What politicians don’t seem to realize is that communities can be united without recourse to a common enemy, real or imagined. Present us with a better, bolder, more attractive representation of ourselves and we will unite behind you. Even more potent than fear of others is the natural desire to feel good about ourselves. If politicians would inspire us with their vision for society rather than seek to scare us, racial discrimination would have less traction.
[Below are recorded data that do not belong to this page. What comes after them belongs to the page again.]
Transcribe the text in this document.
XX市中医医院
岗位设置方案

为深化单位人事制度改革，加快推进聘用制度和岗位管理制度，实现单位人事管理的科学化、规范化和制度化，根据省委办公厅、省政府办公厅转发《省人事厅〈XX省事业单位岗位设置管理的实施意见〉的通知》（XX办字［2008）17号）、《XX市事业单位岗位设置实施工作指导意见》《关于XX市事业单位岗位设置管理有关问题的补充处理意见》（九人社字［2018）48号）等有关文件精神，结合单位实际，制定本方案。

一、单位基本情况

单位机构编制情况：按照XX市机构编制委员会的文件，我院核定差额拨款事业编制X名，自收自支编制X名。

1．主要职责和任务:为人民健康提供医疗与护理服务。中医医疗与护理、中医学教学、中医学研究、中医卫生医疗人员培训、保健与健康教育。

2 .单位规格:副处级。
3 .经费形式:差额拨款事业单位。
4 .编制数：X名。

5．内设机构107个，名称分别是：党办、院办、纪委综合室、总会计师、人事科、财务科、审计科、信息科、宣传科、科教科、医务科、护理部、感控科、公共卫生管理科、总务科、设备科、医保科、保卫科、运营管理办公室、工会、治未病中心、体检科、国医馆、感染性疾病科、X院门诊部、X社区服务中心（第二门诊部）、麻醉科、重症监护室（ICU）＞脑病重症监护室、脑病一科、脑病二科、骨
But what sort of a society are we and what sort do we want to be? The national anthem can assist us in this reflection, as it captures many of the traits with which we collectively define ourselves, correctly or otherwise. The words rightly exhort us to rejoice in the fact that we are young, free and endowed with nature’s bounty. That’s all well and good, but why should we rejoice in the girding of our home by sea? A benign reading could conclude that it is a reference to the great beaches and sandcastle culture that informs our identity. Another reading could interpret this as giving thanks for a barrier between us and the rest of the world; a natural fortification against the foreign.
The second, less referenced, verse talks of the boundless plains that we have to share with those who arrive from across the sea. While it recognizes that it will take courage for us all to combine, the verse seems to reassure us that we are up to the task. While politicians would seek to create a fearful electorate and capitalize upon a sentiment perhaps reflected in a darker interpretation of the first verse, on 21 March, let us all rejoice in the surfing and sandcastles that await those who cross the sea after first encountering the warm welcome unequivocally referred to in the second verse.
Richard Clarke is a human rights lawyer and former Human Rights Officer with the Anti-Discrimination Section of the Office of the United Nations High Commissioner for Human Rights.